In 1845, the Pittsfield and North Adams Railroad developed this corridor with the goal of extending the Housatonic Railroad north to Rutland, Vermont. While the track was under construction, the company was acquired by the Western Railroad, which later became part of the Boston and Albany Railroad (B&A), as their North Adams Branch. Mineral traffic developed on the line and a number of limestone operations went into business.
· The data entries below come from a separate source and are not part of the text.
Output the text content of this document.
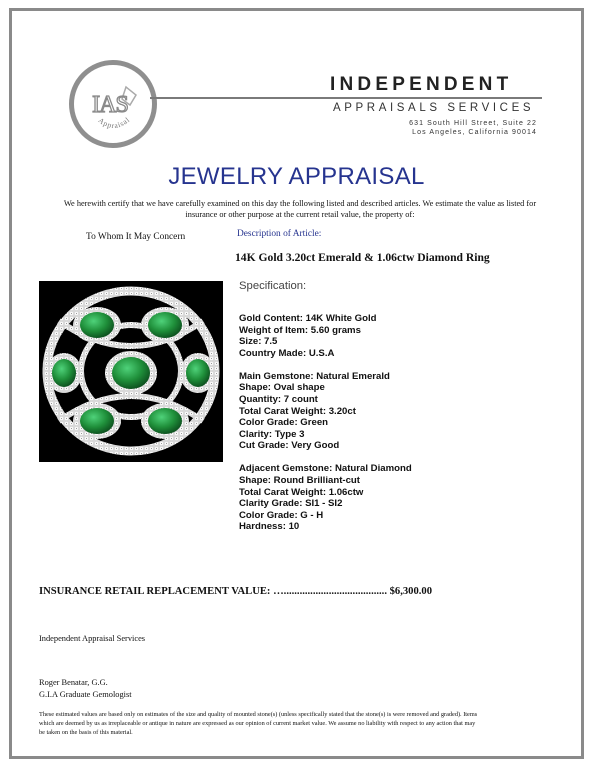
IAS
Appraisal
INDEPENDENT
APPRAISALS SERVICES
631 South Hill Street, Suite 22
Los Angeles, California 90014
JEWELRY APPRAISAL
We herewith certify that we have carefully examined on this day the following listed and described articles. We estimate the value as listed for insurance or other purpose at the current retail value, the property of:
To Whom It May Concern	Description of Article:
14K Gold 3.20ct Emerald & 1.06ctw Diamond Ring
Specification:
Gold Content: 14K White Gold
Weight of Item: 5.60 grams
Size: 7.5
Country Made: U.S.A
Main Gemstone: Natural Emerald
Shape: Oval shape
Quantity: 7 count
Total Carat Weight: 3.20ct
Color Grade: Green
Clarity: Type 3
Cut Grade: Very Good
Adjacent Gemstone: Natural Diamond
Shape: Round Brilliant-cut
Total Carat Weight: 1.06ctw
Clarity Grade: SI1 - SI2
Color Grade: G - H
Hardness: 10
INSURANCE RETAIL REPLACEMENT VALUE: …....................................... $6,300.00
Independent Appraisal Services
Roger Benatar, G.G.
G.I.A Graduate Gemologist
These estimated values are based only on estimates of the size and quality of mounted stone(s) (unless specifically stated that the stone(s) is were removed and graded). Items which are deemed by us as irreplaceable or antique in nature are expressed as our opinion of current market value. We assume no liability with respect to any action that may be taken on the basis of this material.
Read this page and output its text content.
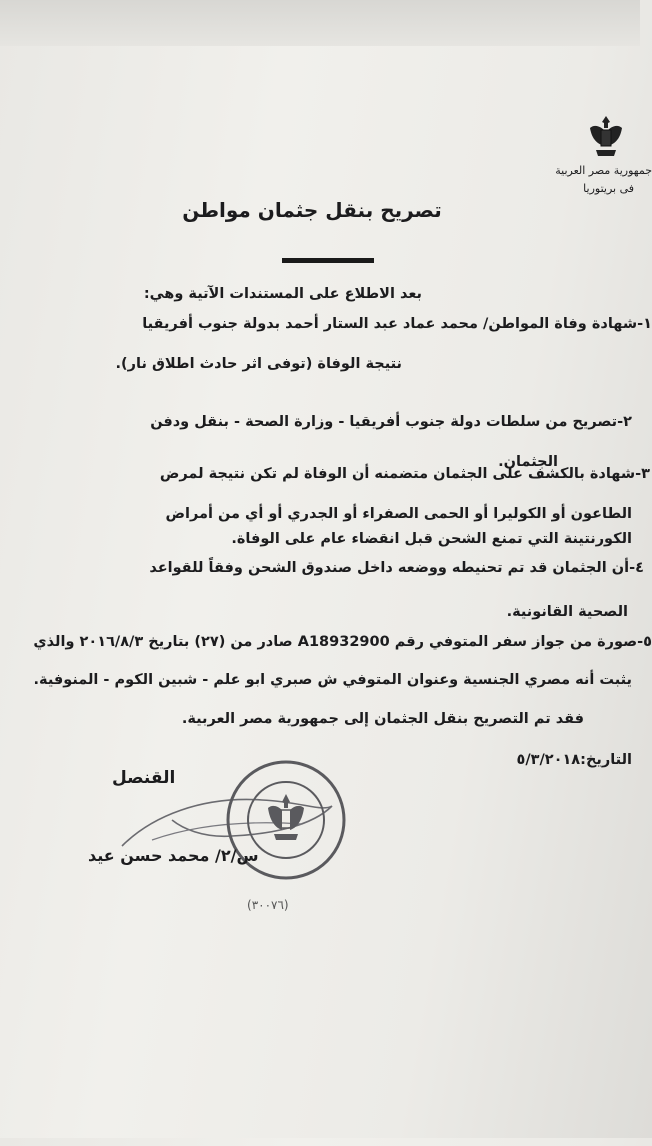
جمهورية مصر العربية
فى بريتوريا
تصريح بنقل جثمان مواطن
بعد الاطلاع على المستندات الآتية وهي:
١-شهادة وفاة المواطن/ محمد عماد عبد الستار أحمد بدولة جنوب أفريقيا
نتيجة الوفاة (توفى اثر حادث اطلاق نار).
٢-تصريح من سلطات دولة جنوب أفريقيا - وزارة الصحة - بنقل ودفن
الجثمان.
٣-شهادة بالكشف على الجثمان متضمنه أن الوفاة لم تكن نتيجة لمرض
الطاعون أو الكوليرا أو الحمى الصفراء أو الجدري أو أي من أمراض
الكورنتينة التي تمنع الشحن قبل انقضاء عام على الوفاة.
٤-أن الجثمان قد تم تحنيطه ووضعه داخل صندوق الشحن وفقاً للقواعد
الصحية القانونية.
٥-صورة من جواز سفر المتوفي رقم A18932900 صادر من (٢٧) بتاريخ ٢٠١٦/٨/٣ والذي
يثبت أنه مصري الجنسية وعنوان المتوفي ش صبري ابو علم - شبين الكوم - المنوفية.
فقد تم التصريح بنقل الجثمان إلى جمهورية مصر العربية.
التاريخ:٥/٣/٢٠١٨
القنصل
س/٢/ محمد حسن عيد
(٣٠٠٧٦)
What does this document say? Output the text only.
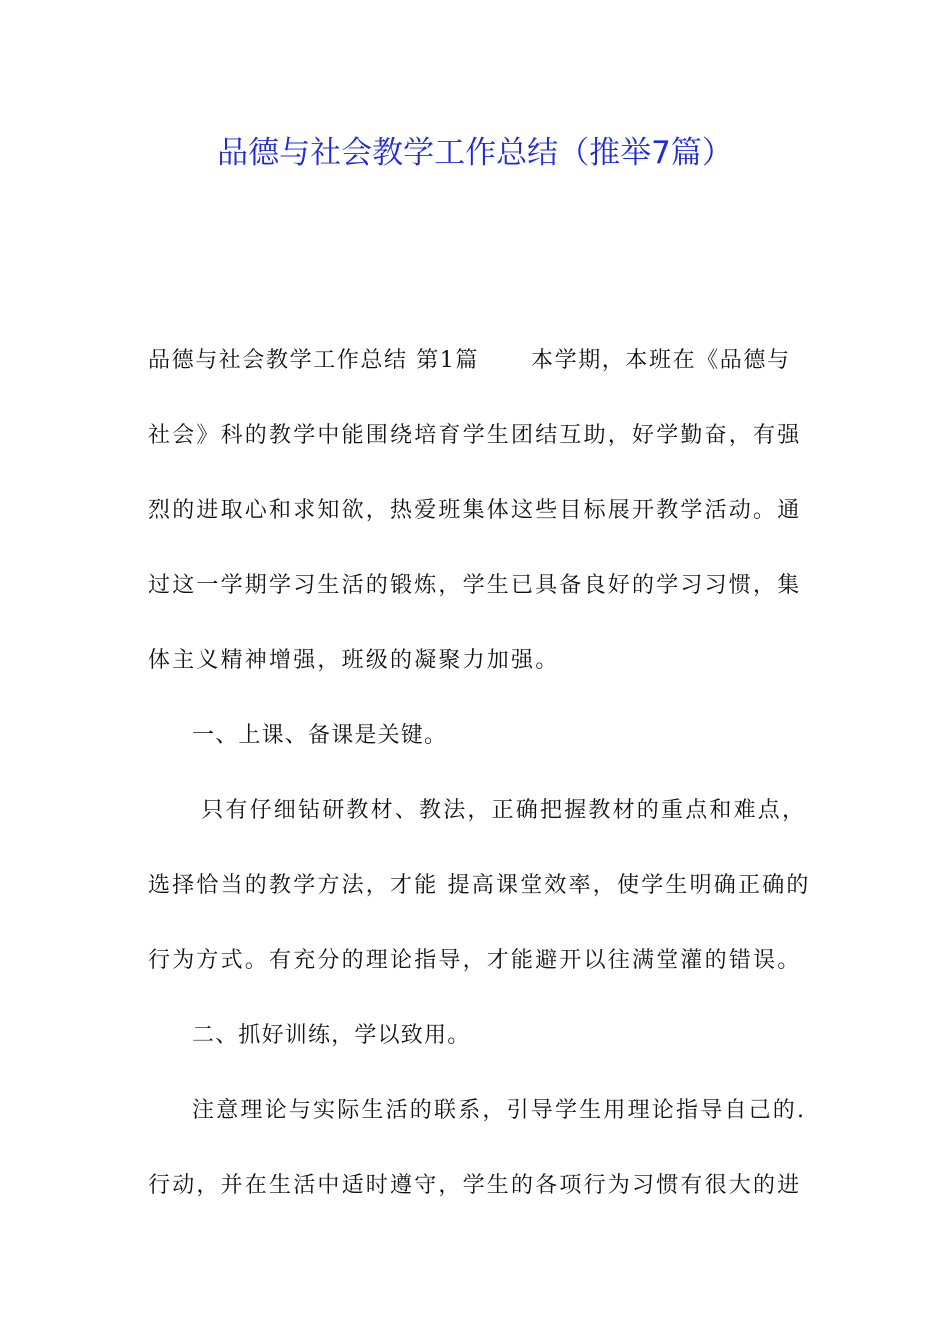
品德与社会教学工作总结（推举7篇）
品德与社会教学工作总结 第1篇 本学期，本班在《品德与
社会》科的教学中能围绕培育学生团结互助，好学勤奋，有强
烈的进取心和求知欲，热爱班集体这些目标展开教学活动。通
过这一学期学习生活的锻炼，学生已具备良好的学习习惯，集
体主义精神增强，班级的凝聚力加强。
一、上课、备课是关键。
只有仔细钻研教材、教法，正确把握教材的重点和难点，
选择恰当的教学方法，才能 提高课堂效率，使学生明确正确的
行为方式。有充分的理论指导，才能避开以往满堂灌的错误。
二、抓好训练，学以致用。
注意理论与实际生活的联系，引导学生用理论指导自己的.
行动，并在生活中适时遵守，学生的各项行为习惯有很大的进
The New York Central Railroad took over the B&A in 1900, and upgraded the line, which was sold to the Boston and Maine Corporation (B&M) in 1981. As a connection to an existing track in North Adams, the B&M operated the line until 1990.

The first two phases of the trail opened in 2001 and 2004, with a 1.2 mile northerly extension added in 2017. A 1.5 mi extension south to Crane Avenue in Pittsfield opened in the spring of 2022. Another 0.5 mi segment south to Merrill Road opened in 2024 at a cost of $2.3 million.

The state intends to extend the trail north and west to Williamstown for a total length of 25 miles, with additional potential extension south to the Housatonic village of Great Barrington. These extensions are expected to have higher costs than the existing path, which already covers the full disused length of the rail line. A 2.4 mile northern extension to Hodges Cross Road in North Adams is planned to begin construction in 2028. In January 2025, the Berkshire Regional Planning Commission was awarded a $17.3 million federal grant to fund design of the remaining 9.3 miles to Williamstown.